Yang walked over with the chief engineer. As they passed, she smiled at Wang and the others, nodding lightly without saying anything. Wang remembered her limpid eyes.

That night, Wang sat in his study and admired the few landscape photographs, his works he was the most proud of, hanging on the wall. His eyes fell on a frontier scene: a desolate valley terminating in a snowcapped mountain. On the nearer end of the valley, half of a dead tree, eroded by the vicissitudes of many years, took up one-third of the picture. In his imagination, Wang placed the figure that lingered in his mind at the far end of the valley. Surprisingly, it made the entire scene come alive, as though the world in the photograph recognized that tiny figure and responded to it, as though the whole scene existed for her.

He then imagined her figure in each of his other photographs, sometimes pasting her two eyes into the empty sky over the landscapes. Those images also came alive, achieving a beauty that Wang had never imagined.

Wang had always thought that his photographs lacked some kind of soul. Now he understood that they were missing
her
.

*   *   *

“All the physicists on this list have committed suicide in the last two months,” General Chang said.

Wang was thunderstruck. Gradually, his black-and-white landscapes faded into blankness in his mind. The photographs no longer had her figure in the foreground, and her eyes were wiped from the skies.
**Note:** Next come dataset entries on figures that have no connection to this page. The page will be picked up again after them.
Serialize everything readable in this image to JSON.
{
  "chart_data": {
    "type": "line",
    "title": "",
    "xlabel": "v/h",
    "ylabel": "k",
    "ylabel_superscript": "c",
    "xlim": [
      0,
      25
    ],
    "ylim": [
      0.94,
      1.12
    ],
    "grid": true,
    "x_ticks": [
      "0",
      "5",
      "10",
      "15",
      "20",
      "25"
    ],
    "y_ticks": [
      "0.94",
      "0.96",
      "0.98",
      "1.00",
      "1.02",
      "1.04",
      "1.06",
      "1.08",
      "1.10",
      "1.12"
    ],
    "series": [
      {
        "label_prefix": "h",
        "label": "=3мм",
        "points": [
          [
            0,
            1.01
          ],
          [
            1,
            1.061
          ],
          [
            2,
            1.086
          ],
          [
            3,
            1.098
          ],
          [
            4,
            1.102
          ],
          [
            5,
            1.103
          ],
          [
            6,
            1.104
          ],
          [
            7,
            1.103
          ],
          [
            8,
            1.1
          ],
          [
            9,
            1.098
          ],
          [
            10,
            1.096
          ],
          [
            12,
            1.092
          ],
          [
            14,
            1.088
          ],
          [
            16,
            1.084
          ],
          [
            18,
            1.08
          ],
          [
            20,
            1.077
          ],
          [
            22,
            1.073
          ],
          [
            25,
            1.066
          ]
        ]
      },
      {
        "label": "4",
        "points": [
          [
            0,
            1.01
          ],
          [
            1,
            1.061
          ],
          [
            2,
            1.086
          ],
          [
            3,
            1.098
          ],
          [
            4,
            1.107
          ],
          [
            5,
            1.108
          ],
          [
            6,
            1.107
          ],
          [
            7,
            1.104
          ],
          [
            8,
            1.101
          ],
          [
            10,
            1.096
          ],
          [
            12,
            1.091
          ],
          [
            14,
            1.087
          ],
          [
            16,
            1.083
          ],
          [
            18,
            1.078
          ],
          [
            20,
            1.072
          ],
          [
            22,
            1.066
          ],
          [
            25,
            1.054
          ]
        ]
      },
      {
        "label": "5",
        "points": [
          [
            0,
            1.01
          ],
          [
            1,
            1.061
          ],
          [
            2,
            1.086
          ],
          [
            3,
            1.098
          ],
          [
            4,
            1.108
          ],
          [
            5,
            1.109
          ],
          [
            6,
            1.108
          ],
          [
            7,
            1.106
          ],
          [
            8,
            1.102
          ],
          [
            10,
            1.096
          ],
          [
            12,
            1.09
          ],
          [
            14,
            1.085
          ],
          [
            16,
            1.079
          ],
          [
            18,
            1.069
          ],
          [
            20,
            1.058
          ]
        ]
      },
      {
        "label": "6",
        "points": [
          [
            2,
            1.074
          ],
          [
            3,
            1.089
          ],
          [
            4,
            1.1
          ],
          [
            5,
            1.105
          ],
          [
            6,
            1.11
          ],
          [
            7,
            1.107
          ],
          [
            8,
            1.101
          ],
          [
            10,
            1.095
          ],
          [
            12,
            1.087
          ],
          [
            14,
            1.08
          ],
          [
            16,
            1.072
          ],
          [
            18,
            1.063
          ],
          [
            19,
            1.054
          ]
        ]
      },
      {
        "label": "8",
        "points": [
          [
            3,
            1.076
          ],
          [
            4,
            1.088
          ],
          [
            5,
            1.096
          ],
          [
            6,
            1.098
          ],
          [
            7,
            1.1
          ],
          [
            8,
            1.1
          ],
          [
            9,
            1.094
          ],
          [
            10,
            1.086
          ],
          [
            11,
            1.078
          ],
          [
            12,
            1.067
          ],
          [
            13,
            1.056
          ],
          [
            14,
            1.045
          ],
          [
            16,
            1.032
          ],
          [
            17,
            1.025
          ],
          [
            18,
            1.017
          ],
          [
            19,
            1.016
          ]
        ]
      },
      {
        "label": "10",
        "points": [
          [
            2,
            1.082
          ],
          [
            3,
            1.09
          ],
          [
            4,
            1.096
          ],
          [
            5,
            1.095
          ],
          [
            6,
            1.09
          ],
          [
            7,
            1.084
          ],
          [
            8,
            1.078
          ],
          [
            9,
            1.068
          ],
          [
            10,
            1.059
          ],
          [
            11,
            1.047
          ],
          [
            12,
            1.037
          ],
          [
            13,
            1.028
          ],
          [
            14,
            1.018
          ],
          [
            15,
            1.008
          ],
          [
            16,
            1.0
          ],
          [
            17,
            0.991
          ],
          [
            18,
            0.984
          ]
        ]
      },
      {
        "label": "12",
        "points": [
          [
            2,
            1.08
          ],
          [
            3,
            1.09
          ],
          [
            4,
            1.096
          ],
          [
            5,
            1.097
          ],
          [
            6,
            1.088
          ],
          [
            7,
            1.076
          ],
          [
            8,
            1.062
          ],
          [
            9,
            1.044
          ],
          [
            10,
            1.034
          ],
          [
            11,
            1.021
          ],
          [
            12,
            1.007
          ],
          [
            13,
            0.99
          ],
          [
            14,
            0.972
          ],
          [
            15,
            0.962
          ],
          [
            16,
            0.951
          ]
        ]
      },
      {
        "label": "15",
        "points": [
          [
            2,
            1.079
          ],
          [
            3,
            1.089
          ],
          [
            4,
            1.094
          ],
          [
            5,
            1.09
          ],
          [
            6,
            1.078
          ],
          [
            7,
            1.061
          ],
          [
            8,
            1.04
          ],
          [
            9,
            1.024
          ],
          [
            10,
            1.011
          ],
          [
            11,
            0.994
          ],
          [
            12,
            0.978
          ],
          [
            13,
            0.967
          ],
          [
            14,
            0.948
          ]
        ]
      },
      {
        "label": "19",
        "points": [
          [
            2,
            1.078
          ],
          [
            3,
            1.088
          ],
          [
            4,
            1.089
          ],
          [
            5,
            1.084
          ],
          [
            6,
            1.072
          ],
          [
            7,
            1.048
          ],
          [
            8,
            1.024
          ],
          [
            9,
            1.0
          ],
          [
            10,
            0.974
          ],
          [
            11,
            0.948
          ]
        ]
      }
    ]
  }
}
Those worlds were all dead.

“When … did this happen?” Wang asked mechanically.

“The last two months,” Chang repeated.

“You mean the last name, don’t you?” Shi responded with satisfaction. “She was the last to commit suicide—two nights ago, overdosed on sleeping pills. She died very peacefully. No pain.”

For a moment, Wang was grateful to Shi.

“Why?” Wang asked. The dead scenes in those landscape photographs continued to flicker through his mind.

General Chang replied, “The only thing we can be sure of is this: The same reason drove all of them to suicide. But it’s hard to articulate. Maybe it’s impossible for us nonspecialists to even understand the reason. The document contains excerpts from their suicide notes. Everyone can examine them after the meeting.”

Wang flipped through the notes: All of them seemed to be long essays.

“Dr. Ding, would you please show Yang Dong’s note to Professor Wang? Hers is the shortest and possibly the most representative.”

The man in question, Ding Yi, had been silent until now. After another pause, he finally took out a white envelope and handed it across the table to Wang.

Shi whispered, “He was Yang’s boyfriend.” Wang recalled that he had seen Ding at the particle accelerator construction site in Liangxiang. He was a theoretician who had became famous for his discovery of the macroatom while studying ball lightning.
12
Wang took from the envelope a thin, irregularly shaped sheet exuding a faint fragrance—not paper, but birch bark. A single line of graceful characters was written on it:

All the evidence points to a single conclusion: Physics has never existed, and will never exist. I know what I’m doing is irresponsible. But I have no choice.

There wasn’t even a signature. She was gone.

“Physics … does not exist?” Wang had no idea what to think.

General Chang closed the folder. “The file also contains some specific information related to the experimental results obtained after the completion of the world’s three newest particle accelerators. It’s very technical, and we won’t be discussing it here. The first focus of our investigation is the Frontiers of Science. UNESCO designated 2005 the World Year of Physics, and that organization gradually developed out of the numerous academic conferences and exchanges that occurred among world physicists that year. Dr. Ding, since you’re a theoretical physicist, can you give us more background on it?”